As “estrelas negras” podem ajudar a resolver três mistérios aparentemente desconexos que surgiram na madrugada cósmica – mistérios recentemente descobertos pelo Telescópio Espacial James Webb. Os enigmas incluem a surpreendente superabundância de buracos negros supermassivos no universo primitivo, a existência inesperada de galáxias “monstros azuis” e os chamados “pequenos pontos vermelhos” que os cientistas têm descoberto. Este último é uma classe inteiramente nova de objetos cósmicos no universo primitivo que parecem ter desaparecido antes de o cosmos ter cerca de 2 mil milhões de anos.
Estrelas escuras são objetos hipotéticos que se propõe terem existido no universo primitivo. Em vez de serem alimentadas pela fusão nuclear, como acontece com as estrelas normais, acredita-se que as estrelas escuras tenham sido alimentadas pela aniquilação de partículas de matéria escura. “Escuro” refere-se à fonte de energia dessas estrelas; eles teriam, de fato, sido incrivelmente brilhantes.
Se existissem estrelas escuras, elas teriam sido capazes de se formar no universo antes que as estrelas comuns pudessem se formar. Quando os núcleos ultradensos de matéria escura se esgotam, teoriza-se que as estrelas escuras podem entrar em colapso para formar as “sementes” massivas dos buracos negros supermassivos.

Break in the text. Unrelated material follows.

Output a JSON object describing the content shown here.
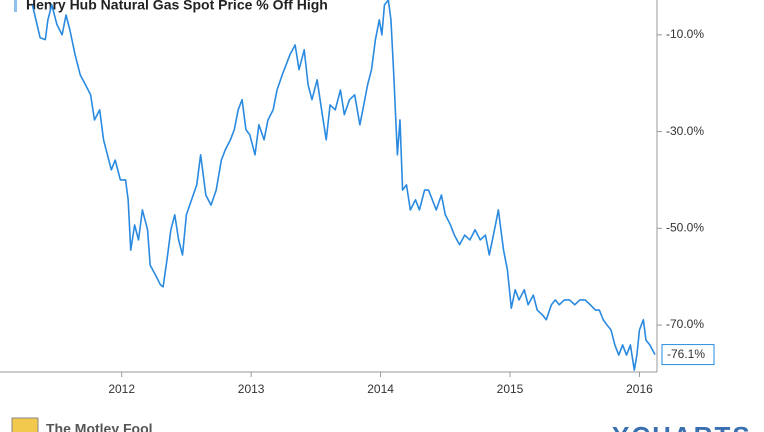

Estas sementes seriam muito mais massivas do que os buracos negros formados quando mesmo as estrelas mais massivas ficam sem combustível para a fusão nuclear. Isto, juntamente com o facto de que as estrelas escuras poderiam ter existido antes das estrelas normais, permitiria que buracos negros supermassivos se formassem muito mais rapidamente do que a cadeia padrão de fusões de buracos negros que se pensa criar buracos negros supermassivos.
Isso poderia explicar como o JWST conseguiu detectar uma grande população de buracos negros supermassivos no universo menos de 1 bilhão de anos após a Big Bang.
Esses buracos negros não são as únicas coisas inesperadas que o JWST tem detectado no universo primitivo desde que iniciou as observações em 2022. O telescópio espacial de US$ 10 bilhões também tem detectado galáxias extremamente brilhantes, ultracompactas e incrivelmente densas que carecem de poeira em abundância. Categorizadas como “monstros azuis”, estas são galáxias cuja existência nenhuma simulação cosmológica ou modelo da formação das primeiras galáxias previu antes da era do JWST.
A equipa sugere que estes monstros azuis não são galáxias, mas sim estrelas escuras incrivelmente luminosas que, devido ao seu brilho, estão a ser confundidas com galáxias inteiras com populações de estrelas aglomeradas numa região não maior do que algumas centenas de anos-luz.
Pequenos pontos vermelhos, embora muito mais escuras do que os monstros azuis, também são notáveis por serem compactas, exigindo um agrupamento de estrelas quase impossivelmente denso, se forem de fato galáxias. A outra característica intrigante dos pequenos pontos vermelhos é que eles emitem fracamente luz ultravioleta e não parecem emitir raios X.
Esta equipa argumenta que o colapso de estrelas escuras que esgotaram a sua matéria escura pode resultar em buracos negros que ainda estão rodeados por camadas de material estelar e que podem ter o efeito de semi-obscurecimento da luz ultravioleta e obscurecimento completo das emissões de raios X de uma forma que os halos de poeira das galáxias por si só não conseguem.
Por enquanto, as estrelas escuras permanecem puramente hipotéticas, embora algumas evidências observacionais estejam começando a surgir. No entanto, esta investigação representa uma tentativa intrigante de resolver três enigmas cosmológicos com um mecanismo.
“As estrelas escuras supermassivas podem oferecer uma solução para vários enigmas urgentes na astronomia e na astrofísica, conforme discutido em profundidade neste artigo”, concluíram os autores. “Até onde sabemos, não existe outro mecanismo que possa conseguir isso simultaneamente.”
Os resultados estão em artigo publicado em dezembro de 2025 na revista Astrofísica e Cosmologia em High Z.